Quels sont les risques pour une femme enceinte exposée aux gaz d’échappement de véhicules ?

Médecin du travail, je surveille le personnel de garages de réparation automobile. Une assistante administrative dans une concession m’interroge sur les risques des gaz d’échappement des véhicules pour le fœtus en cas de grossesse? L’atelier est mitoyen de son bureau, séparé par une porte; elle se plaint d’émanations permanentes en provenance de l’atelier mais ne fait état d’aucun trouble particulier.

Les gaz d’échappement des véhicules automobiles sont constitués -comme toutes les fumées de combustion- de monoxyde et dioxyde de carbone, de gaz irritants (oxydes d’azote, aldéhydes divers, hydrocarbures insaturés imbrûlés), d’hydrocarbures aromatiques polycycliques (HAP) sous forme de particules fines ou ultrafines émises par les moteurs diesel…

Au sein de ce mélange, le monoxyde de carbone (CO) représente le principal composé toxique pour le fœtus.

Les risques du CO sont en fait ceux de l’anoxie :
Le gaz traverse le placenta mais n’a pas d’embryotoxicité propre.

Chez la femme enceinte, l’intoxication oxycarbonée se complique d’une intoxication fœtale retardée mais prolongée, dont les conséquences dépendent de l’intensité de l’exposition et de l’âge de la grossesse :

  • avortement précoce ou tardif,
  • mort in utero,
  • accouchement prématuré,
  • atteinte neurologique: encéphalopathie anoxique néonatale avec hypotonie ou hypertonie, convulsions, retard psychomoteur…

Ces pathologies sont l’apanage de l’intoxication aiguë maternelle avérée avec coma -ou au moins perte de connaissance- et taux initial de carboxyhémoglobine (HbCO) supérieur à 30 %.

Actuellement en France, ces intoxications sont en majorité des accidents domestiques liés à des chauffe-eau à gaz et appareils de chauffage défectueux.

On ne dispose pas d’étude épidémiologique ayant examiné l’issue de la grossesse chez la femme enceinte professionnellement exposée aux gaz d’échappement automobiles.
Globalement néanmoins, la composition de ces gaz et donc leur nocivité sont voisines de celles de la fumée de cigarette, pour laquelle de très nombreuses études ont été conduites.
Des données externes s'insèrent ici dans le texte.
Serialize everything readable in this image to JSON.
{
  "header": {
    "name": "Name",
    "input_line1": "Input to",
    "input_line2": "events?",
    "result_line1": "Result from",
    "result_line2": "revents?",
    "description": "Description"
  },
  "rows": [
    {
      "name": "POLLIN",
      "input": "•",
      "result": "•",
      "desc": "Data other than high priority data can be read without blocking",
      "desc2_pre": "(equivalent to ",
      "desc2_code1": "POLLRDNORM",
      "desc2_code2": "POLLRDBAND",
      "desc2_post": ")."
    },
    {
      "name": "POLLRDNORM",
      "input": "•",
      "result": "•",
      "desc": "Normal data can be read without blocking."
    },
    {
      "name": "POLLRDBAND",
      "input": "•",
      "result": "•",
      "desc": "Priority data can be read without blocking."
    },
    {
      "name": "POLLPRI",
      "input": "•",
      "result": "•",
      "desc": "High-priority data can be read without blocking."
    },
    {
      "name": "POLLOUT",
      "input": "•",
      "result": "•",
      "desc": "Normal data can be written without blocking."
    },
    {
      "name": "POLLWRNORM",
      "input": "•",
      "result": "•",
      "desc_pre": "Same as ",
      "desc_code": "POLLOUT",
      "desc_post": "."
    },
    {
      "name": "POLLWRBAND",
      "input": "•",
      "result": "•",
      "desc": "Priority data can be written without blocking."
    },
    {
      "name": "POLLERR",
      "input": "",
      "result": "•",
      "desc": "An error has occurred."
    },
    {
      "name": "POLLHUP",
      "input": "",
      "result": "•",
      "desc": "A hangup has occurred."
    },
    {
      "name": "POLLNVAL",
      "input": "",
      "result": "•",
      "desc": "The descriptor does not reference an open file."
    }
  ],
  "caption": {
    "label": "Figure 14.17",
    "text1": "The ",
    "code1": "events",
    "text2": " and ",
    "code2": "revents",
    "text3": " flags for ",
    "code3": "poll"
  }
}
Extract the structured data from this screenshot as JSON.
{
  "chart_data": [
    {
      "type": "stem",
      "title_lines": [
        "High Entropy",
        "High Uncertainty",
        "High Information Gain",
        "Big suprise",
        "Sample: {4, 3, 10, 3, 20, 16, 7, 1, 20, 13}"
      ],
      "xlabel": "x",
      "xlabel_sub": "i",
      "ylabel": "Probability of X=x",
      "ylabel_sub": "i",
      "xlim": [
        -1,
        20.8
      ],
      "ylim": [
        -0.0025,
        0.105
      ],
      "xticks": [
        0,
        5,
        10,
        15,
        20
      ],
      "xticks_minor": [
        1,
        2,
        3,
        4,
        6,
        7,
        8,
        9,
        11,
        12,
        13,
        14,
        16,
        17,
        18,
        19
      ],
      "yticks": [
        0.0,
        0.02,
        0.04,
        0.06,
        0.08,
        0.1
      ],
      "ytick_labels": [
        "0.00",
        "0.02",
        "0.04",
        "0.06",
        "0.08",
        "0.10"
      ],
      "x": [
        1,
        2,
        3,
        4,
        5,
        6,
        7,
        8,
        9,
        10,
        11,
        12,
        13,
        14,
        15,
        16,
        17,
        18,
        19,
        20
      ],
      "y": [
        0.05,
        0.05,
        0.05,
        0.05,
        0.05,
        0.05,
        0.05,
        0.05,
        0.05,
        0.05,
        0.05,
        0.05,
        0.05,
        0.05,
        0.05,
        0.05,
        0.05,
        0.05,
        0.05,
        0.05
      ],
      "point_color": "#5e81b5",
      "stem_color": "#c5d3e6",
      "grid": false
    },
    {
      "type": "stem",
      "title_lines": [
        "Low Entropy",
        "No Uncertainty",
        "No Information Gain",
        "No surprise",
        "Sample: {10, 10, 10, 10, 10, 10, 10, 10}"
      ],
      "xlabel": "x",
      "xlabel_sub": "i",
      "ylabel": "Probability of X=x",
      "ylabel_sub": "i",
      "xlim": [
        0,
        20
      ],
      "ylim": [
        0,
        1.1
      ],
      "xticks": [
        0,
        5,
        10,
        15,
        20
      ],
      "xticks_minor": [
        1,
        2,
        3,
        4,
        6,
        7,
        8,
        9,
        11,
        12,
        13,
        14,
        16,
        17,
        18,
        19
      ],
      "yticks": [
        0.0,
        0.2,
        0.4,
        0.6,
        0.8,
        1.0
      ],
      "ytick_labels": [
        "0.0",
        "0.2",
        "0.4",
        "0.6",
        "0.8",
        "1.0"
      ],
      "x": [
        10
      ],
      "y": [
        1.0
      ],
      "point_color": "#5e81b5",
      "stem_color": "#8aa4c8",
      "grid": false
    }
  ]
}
Chez les fumeuses régulières de plus de vingt cigarettes par jour, l’HbCO peut atteindre 10 % :

  • Les seuls effets formellement mis en évidence sont :
    une diminution du poids de naissance, de l’ordre de 200-250 g en moyenne,
    et une augmentation de la fréquence de la prématurité
    (10 % des accouchements avant 32 semaines d’aménorrhée sont attribuables au tabagisme maternel).
  • Il existerait également une augmentation des fentes labiales chez les nouveau-nés de mères fumeuses, mais le risque relatif est très faible (RR = 1,3) et le risque à l’échelon individuel insignifiant compte tenu de la rareté de cette malformation.
  • Quelques études ont montré des troubles comportementaux (caractère opposant, hyperactivité) ou de mauvais résultats scolaires chez les enfants de mères ayant fumé pendant leur grossesse, mais la relation causale avec le tabagisme n’est pas prouvée, en raison de l’existence de nombreux facteurs confondants.

En ce qui concerne cette salariée, la concentration des gaz d’échappement et notamment du monoxyde de carbone est vraisemblablement infime dans son bureau, ce qui peut très facilement être vérifié par des mesures d’ambiance avec un CO-testeur ou par un dosage du CO dans l’air expiré en fin de poste de travail.
Son exposition professionnelle n’est pas de nature à modifier le pronostic spontané d’une éventuelle future grossesse: il convient donc de la rassurer.

Les questions de cette rubrique «toxicologie médicale» émanent pour la plupart de médecins du travail, les réponses sont apportées par le Docteur François Testud, médecin toxicologue hospitalier et médecin du travail, Centre de Toxicovigilance-Centre antipoison, Hospices Civils de Lyon.